The bot will most likely not download images (or will, but only from content). Therefore, add a picture at the bottom of the site with display none, put a creak at the address of the picture, which will prescribe the isHuman=1 parameter to the session, and in other scripts, see if this variable is empty - set it to 0, if it is already zero, then do not give the page at all . What is the idea: the creak will set a flag that this is a person, and the robot will be able to enter the page only once, after which it can already be blocked by session or calculated from other data and blocked.

I'll try to offer, perhaps stupid, but an option. The bottom line is to dynamically add some timestamps to posts (you can use style = "display: none"), by which you can determine the date and time of access, and keep full logs (access.log). This will allow us to formulate requirements for the site administration (the material was created at that time, stolen at that time, posted at that time) and to study any permanent and reliable signs of the bot. If the site administration ignores the request, and the hosting is far away and does not want to execute commands from another country, then after studying the technical part, you can, for example, try to slip them (and only them!) Prohibited content, and after auto-stealing it, contact Roskomnadzor - they say they violate .

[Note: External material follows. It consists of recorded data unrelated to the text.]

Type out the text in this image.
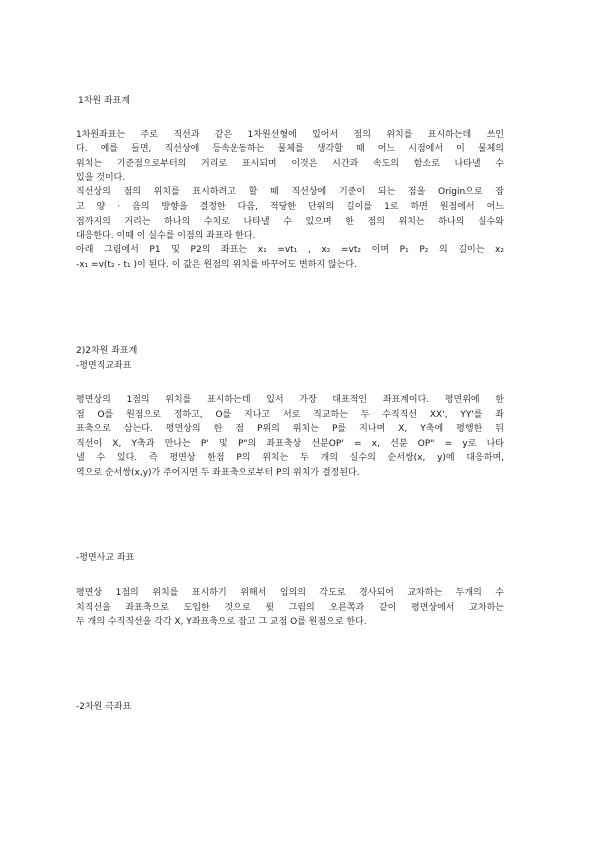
1차원 좌표계
1차원좌표는 주로 직선과 같은 1차원선형에 있어서 점의 위치를 표시하는데 쓰인
다. 예를 들면, 직선상에 등속운동하는 물체를 생각할 때 어느 시점에서 이 물체의
위치는 기준점으로부터의 거리로 표시되며 이것은 시간과 속도의 함소로 나타낼 수
있을 것이다.
직선상의 점의 위치를 표시하려고 할 때 직선상에 기준이 되는 점을 Origin으로 잡
고 양 · 음의 방향을 결정한 다음, 적당한 단위의 길이를 1로 하면 원점에서 어느
점까지의 거리는 하나의 수치로 나타낼 수 있으며 한 점의 위치는 하나의 실수와
대응한다. 이때 이 실수를 이점의 좌표라 한다.
아래 그림에서 P1 및 P2의 좌표는 x₁ =vt₁ , x₂ =vt₂ 이며 P₁ P₂ 의 길이는 x₂
-x₁ =v(t₂ - t₁ )이 된다. 이 값은 원점의 위치를 바꾸어도 변하지 않는다.
2)2차원 좌표계
-평면직교좌표
평면상의 1점의 위치를 표시하는데 있서 가장 대표적인 좌표계이다. 평면위에 한
점 O를 원점으로 정하고, O를 지나고 서로 직교하는 두 수직직선 XX', YY'를 좌
표축으로 삼는다. 평면상의 한 점 P위의 위치는 P를 지나며 X, Y축에 평행한 뒤
직선이 X, Y축과 만나는 P' 및 P"의 좌표축상 선분OP' = x, 선분 OP" = y로 나타
낼 수 있다. 즉 평면상 한점 P의 위치는 두 개의 실수의 순서쌍(x, y)에 대응하며,
역으로 순서쌍(x,y)가 주어지면 두 좌표축으로부터 P의 위치가 결정된다.
-평면사교 좌표
평면상 1점의 위치를 표시하기 위해서 임의의 각도로 경사되어 교차하는 두개의 수
치직선을 좌표축으로 도입한 것으로 윗 그림의 오른쪽과 같이 평면상에서 교차하는
두 개의 수직직선을 각각 X, Y좌표축으로 잡고 그 교점 O를 원점으로 한다.
-2차원 극좌표
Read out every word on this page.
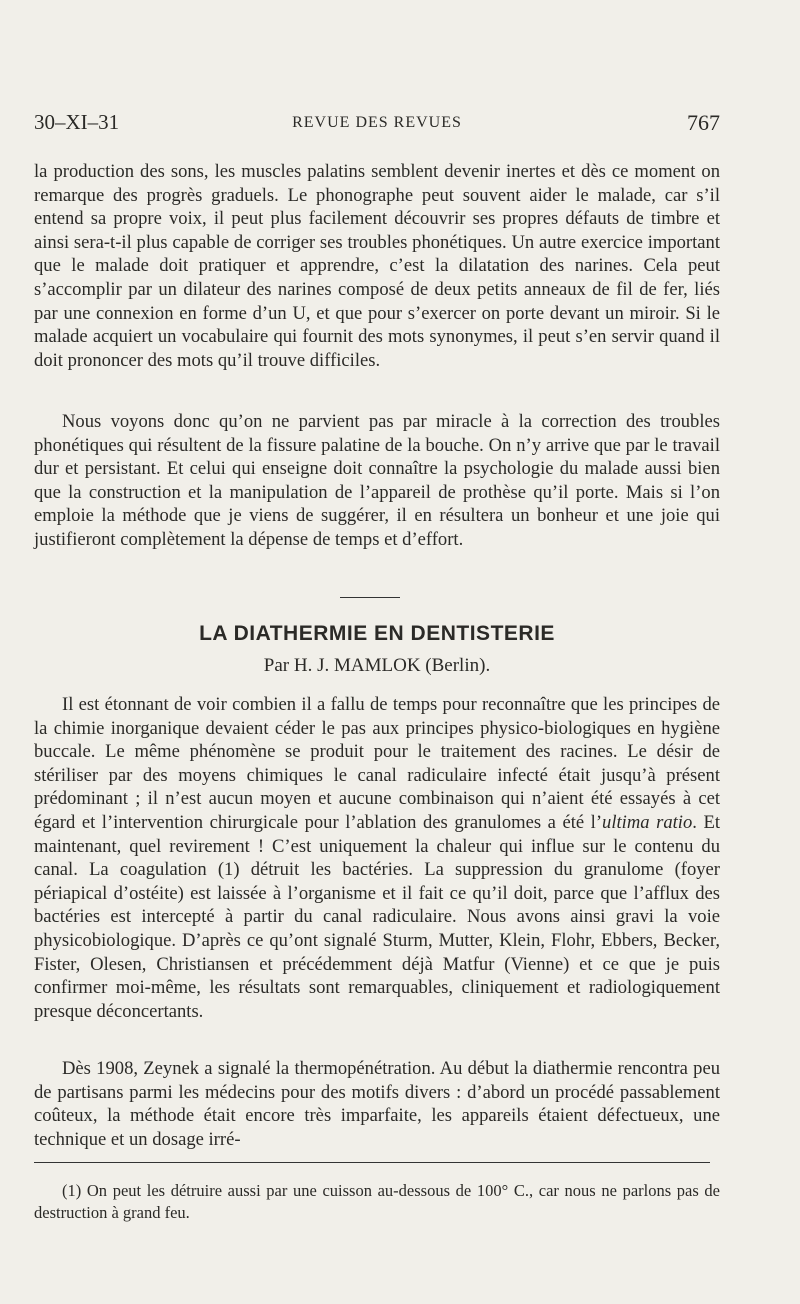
30–XI–31	REVUE DES REVUES	767

la production des sons, les muscles palatins semblent devenir inertes et dès ce moment on remarque des progrès graduels. Le phonographe peut souvent aider le malade, car s’il entend sa propre voix, il peut plus facilement découvrir ses propres défauts de timbre et ainsi sera-t-il plus capable de corriger ses troubles phonétiques. Un autre exercice important que le malade doit pratiquer et apprendre, c’est la dilatation des narines. Cela peut s’accomplir par un dilateur des narines composé de deux petits anneaux de fil de fer, liés par une connexion en forme d’un U, et que pour s’exercer on porte devant un miroir. Si le malade acquiert un vocabulaire qui fournit des mots synonymes, il peut s’en servir quand il doit prononcer des mots qu’il trouve difficiles.

Nous voyons donc qu’on ne parvient pas par miracle à la correction des troubles phonétiques qui résultent de la fissure palatine de la bouche. On n’y arrive que par le travail dur et persistant. Et celui qui enseigne doit connaître la psychologie du malade aussi bien que la construction et la manipulation de l’appareil de prothèse qu’il porte. Mais si l’on emploie la méthode que je viens de suggérer, il en résultera un bonheur et une joie qui justifieront complètement la dépense de temps et d’effort.

LA DIATHERMIE EN DENTISTERIE
Par H. J. MAMLOK (Berlin).

Il est étonnant de voir combien il a fallu de temps pour reconnaître que les principes de la chimie inorganique devaient céder le pas aux principes physico-biologiques en hygiène buccale. Le même phénomène se produit pour le traitement des racines. Le désir de stériliser par des moyens chimiques le canal radiculaire infecté était jusqu’à présent prédominant ; il n’est aucun moyen et aucune combinaison qui n’aient été essayés à cet égard et l’intervention chirurgicale pour l’ablation des granulomes a été l’ultima ratio. Et maintenant, quel revirement ! C’est uniquement la chaleur qui influe sur le contenu du canal. La coagulation (1) détruit les bactéries. La suppression du granulome (foyer périapical d’ostéite) est laissée à l’organisme et il fait ce qu’il doit, parce que l’afflux des bactéries est intercepté à partir du canal radiculaire. Nous avons ainsi gravi la voie physicobiologique. D’après ce qu’ont signalé Sturm, Mutter, Klein, Flohr, Ebbers, Becker, Fister, Olesen, Christiansen et précédemment déjà Matfur (Vienne) et ce que je puis confirmer moi-même, les résultats sont remarquables, cliniquement et radiologiquement presque déconcertants.

Dès 1908, Zeynek a signalé la thermopénétration. Au début la diathermie rencontra peu de partisans parmi les médecins pour des motifs divers : d’abord un procédé passablement coûteux, la méthode était encore très imparfaite, les appareils étaient défectueux, une technique et un dosage irré-

(1) On peut les détruire aussi par une cuisson au-dessous de 100° C., car nous ne parlons pas de destruction à grand feu.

You can bypass any filtering, but there are some signs that can weed out obvious bots
1. environment variables - for some reason they are too lazy to copy the result of a typical browser query
2. click speed - bots are either fast or regular. Make a threshold for html requests per minute or consider the variability of delays between requests.
3. downloading / not downloading content - a regular browser downloads images, css and so on, but there are subtleties - for example, some browsers have begun to optimize and do not request invisible content. But the css is clearly needed, for example, a good trigger for a person
4. Clicking links - make a link from a page that the user cannot click and a ready-made trigger for the bot. For reliability, make a random place, class and link parameters
5. Javascript - most bots do not execute it, but there are users without it. You make a css request on page load, for example, what will be a conditional trigger for a person.
In general, you make a filter that checks a bunch of signs and decides by the sum that this is a bot - then either in the session, if there are any, give it any garbage, or chop it. If there are no sessions, then create a rule in iptables/pf/ipfw that you have there for a given ip for an hour or two or a day.
I must say a few words about the necessary bots - search engine spiders, you can pre-filter ip addresses by user-agent, but it is likely that unnecessary bots are disguised as them. So they need to be moderated before being whitelisted.

Goosebumps run from the advice you are given, only a couple of people said about the possible effect on search engines. So much money is invested in SEO - do not close access and do not complicate the way content is delivered, neither users nor search engines will like it.
It's a shame, of course, that those idiots copy like that, but a person will bypass any complication - and the picture will quickly start to pull, and copy the behavior of JS execution. But for users, this is all - extra requests to the server, slowing down the end of rendering, random blocking. And problems with search engines can be much more noticeable than resentment at some site.

If you really bother, you can probably build into the forum a limit on the number of topics viewed by one user, for example ...
But by and large - what got into the Internet belongs to everyone. I learned it a long time ago, and I advise you - the value of the resource is not in uniqueness, but in the fact that it is on it that something appears in the first place. From the same Habr, it is quite possible to dig articles and make another site - what's the point?

And on UA/IP to catch if? At the site engine/.htaccess level.

The question here is expediency.
Well, it will be possible to find a bot by behavior (for example, it requests pages too often), what to do with it next? Ban? Bad business. Botovod will change IP address and tactics.
If possible, place unobtrusive copyright on pictures and so on, but this is also a half measure, and users don’t like it very much.

The script for deceiving you is written very quickly and simply - offhand:
1) the same tor or some other proxy servers for emulating connections from anywhere;
2) zakos for search bots - you are unlikely to check by IP address where this user came from - for example, the Ukr.net portal was once an ISP, and for example, its dialup users were given an IP block, by which only having logs, it was possible to track what this is not a search crawler, but an end user.
3) Well, changing the version of the OS, the name of the browser in the client is a matter of minutes.
It is easier, as mentioned above, to contact the site administration.

Terribly curious to look at the site

Well, you can try to use ddos-guard.net. cURL does not know how to emulate the work of JS, so this is a very easy way to break off the parser, and rewriting it with something more serious is a thankless task.